Now entering its 10th year, Prosper looks like it is here to stay. America’s most recognizable name in peer to peer lending (with Lending Club in close second), Prosper offers financial methods to borrowers and investors alike. With a lot of guides geared towards borrowers, it’s time to give a little more focus to the investor side of things. For those who want the TL;DR, Prosper remains an excellent peer to peer lending investment, offering 5-10% returns, even after defaults and fees are considered. Here’s how they do it.
Prosper Investment Basics
For those unfamiliar with the P2P model, it is basically this: a pool of investor/lenders use Propser’s lending platform to look at a bunch of loan applications. These applications are submitted by Prosper’s registered users, all of whom have a credit score of at least 640, and all of whom are applying for sums of $2,000 to $35,000 over 36 and 60 month terms. These applicants are graded according to their creditworthiness, and the cost of their loans (in terms of APR) is clearly listed. Lender/investors inspect these criteria for personal loans and decide which loans to fund, in increments of $25. By lending to many borrowers in such small chunks, Prosper lenders are well diversified within the platform.
What are the Risks of Investing With Prosper?
As with all investments, there are measured risks that Prosper investors take on. However, because Prosper has improved their borrower approval process by leaps and bounds over the years, there is a lot lower risk of borrower default for investors risking their money. This translates into higher returns, which often exceed the 5-10% return average advertised by the company.
But defaults still happen. Prosper borrowers have frequently been denied a loan in the traditional lending sphere. These users sometimes default. Those defaults most often occur at the lowest rating levels (HR, or “High Risk”, are the most likely to default). Another good way to avoid default in social lending is one that Prosper makes available. You can communicate with your borrowers through the Prosper platform, making things run even more smoothly, especially if you’re a good communicator and you pick your borrowers well.

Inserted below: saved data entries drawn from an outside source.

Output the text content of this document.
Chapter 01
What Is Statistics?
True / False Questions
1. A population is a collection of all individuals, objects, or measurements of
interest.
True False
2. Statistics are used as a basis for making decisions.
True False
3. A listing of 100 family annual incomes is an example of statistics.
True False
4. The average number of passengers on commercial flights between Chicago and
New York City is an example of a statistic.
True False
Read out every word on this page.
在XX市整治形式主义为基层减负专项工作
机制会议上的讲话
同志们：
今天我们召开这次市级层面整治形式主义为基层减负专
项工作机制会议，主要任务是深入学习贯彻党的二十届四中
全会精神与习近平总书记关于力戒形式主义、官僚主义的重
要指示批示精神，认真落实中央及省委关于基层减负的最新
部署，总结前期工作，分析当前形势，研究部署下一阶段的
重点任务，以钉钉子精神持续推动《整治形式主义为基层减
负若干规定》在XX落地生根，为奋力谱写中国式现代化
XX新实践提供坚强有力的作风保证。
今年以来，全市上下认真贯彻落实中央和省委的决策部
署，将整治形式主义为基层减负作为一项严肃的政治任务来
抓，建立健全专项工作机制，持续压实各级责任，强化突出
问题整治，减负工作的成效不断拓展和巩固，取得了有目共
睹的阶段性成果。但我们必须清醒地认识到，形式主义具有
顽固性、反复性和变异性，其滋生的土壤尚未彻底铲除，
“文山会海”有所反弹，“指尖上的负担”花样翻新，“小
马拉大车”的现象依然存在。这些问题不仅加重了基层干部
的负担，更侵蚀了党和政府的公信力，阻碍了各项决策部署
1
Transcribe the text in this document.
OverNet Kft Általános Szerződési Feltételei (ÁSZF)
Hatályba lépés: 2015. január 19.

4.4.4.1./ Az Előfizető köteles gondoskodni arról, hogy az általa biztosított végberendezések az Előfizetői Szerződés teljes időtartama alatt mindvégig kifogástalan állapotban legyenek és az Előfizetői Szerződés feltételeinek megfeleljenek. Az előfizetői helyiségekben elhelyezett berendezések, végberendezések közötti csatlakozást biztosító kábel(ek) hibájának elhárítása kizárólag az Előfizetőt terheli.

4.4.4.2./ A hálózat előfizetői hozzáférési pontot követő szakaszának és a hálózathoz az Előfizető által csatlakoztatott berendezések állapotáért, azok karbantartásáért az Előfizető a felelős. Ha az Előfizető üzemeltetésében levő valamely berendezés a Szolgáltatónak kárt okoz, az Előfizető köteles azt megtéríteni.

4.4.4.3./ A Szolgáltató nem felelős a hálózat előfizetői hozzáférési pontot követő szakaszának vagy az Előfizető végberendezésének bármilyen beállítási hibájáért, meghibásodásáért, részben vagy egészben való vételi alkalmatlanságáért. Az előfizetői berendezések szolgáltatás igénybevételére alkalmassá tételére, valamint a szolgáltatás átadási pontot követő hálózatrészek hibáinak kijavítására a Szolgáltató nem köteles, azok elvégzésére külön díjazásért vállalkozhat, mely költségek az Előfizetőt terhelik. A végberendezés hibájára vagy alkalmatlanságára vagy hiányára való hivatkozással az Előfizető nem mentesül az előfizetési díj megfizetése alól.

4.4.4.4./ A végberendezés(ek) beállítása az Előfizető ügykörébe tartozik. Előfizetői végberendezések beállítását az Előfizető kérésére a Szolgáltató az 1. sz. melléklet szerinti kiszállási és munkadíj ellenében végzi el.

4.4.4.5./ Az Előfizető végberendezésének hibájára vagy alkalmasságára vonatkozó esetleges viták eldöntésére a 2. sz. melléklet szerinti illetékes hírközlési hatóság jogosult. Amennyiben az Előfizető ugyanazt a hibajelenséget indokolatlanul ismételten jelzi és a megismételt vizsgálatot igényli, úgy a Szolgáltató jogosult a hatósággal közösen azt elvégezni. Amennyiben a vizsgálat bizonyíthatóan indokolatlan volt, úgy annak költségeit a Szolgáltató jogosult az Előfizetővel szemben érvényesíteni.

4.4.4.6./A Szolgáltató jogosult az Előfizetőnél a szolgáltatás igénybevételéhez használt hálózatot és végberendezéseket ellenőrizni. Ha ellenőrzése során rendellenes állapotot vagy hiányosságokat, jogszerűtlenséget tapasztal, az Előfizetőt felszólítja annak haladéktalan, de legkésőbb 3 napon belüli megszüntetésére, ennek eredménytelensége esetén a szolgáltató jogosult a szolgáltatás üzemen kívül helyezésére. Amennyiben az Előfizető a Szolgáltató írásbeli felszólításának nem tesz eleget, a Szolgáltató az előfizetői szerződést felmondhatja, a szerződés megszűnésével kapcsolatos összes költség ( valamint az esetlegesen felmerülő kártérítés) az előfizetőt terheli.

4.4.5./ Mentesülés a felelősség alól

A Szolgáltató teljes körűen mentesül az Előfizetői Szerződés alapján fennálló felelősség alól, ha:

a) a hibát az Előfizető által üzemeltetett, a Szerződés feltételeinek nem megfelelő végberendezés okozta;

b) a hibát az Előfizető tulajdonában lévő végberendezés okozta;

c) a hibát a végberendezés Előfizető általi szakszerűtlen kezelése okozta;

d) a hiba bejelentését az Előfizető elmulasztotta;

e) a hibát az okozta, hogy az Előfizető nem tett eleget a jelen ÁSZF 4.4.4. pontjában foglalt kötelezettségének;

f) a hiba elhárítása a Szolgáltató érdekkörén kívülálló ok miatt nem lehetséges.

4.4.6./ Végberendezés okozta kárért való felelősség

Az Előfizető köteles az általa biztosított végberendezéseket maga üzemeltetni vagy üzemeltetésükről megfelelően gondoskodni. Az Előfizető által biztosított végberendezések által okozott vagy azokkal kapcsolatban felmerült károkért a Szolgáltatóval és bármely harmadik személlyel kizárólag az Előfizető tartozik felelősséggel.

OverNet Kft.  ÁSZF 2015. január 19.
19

Though not a risk, Prosper is not available in every state. They have a history of excellence in the states which have approved them, but some would-be investors are out of luck if they don’t live in the right part of the country. Still, Prosper is a lending company with momentum, averaging 350% company growth in 2015. If you wish to invest with Prosper but it is not currently available where you live, continue to review its use and it may be available soon.
In conclusion, Prosper is a simple idea that provides real returns for a diverse class of investors. Diversified from within, it can be a great addition to any portfolio, and in many years has outperformed more traditional investment types, like index funds. You can read questions and comments from real investment users all around the web, but the general consensus seems to be that Prosper is great for investors who are willing to spend a little time with Prosper’s easy interface.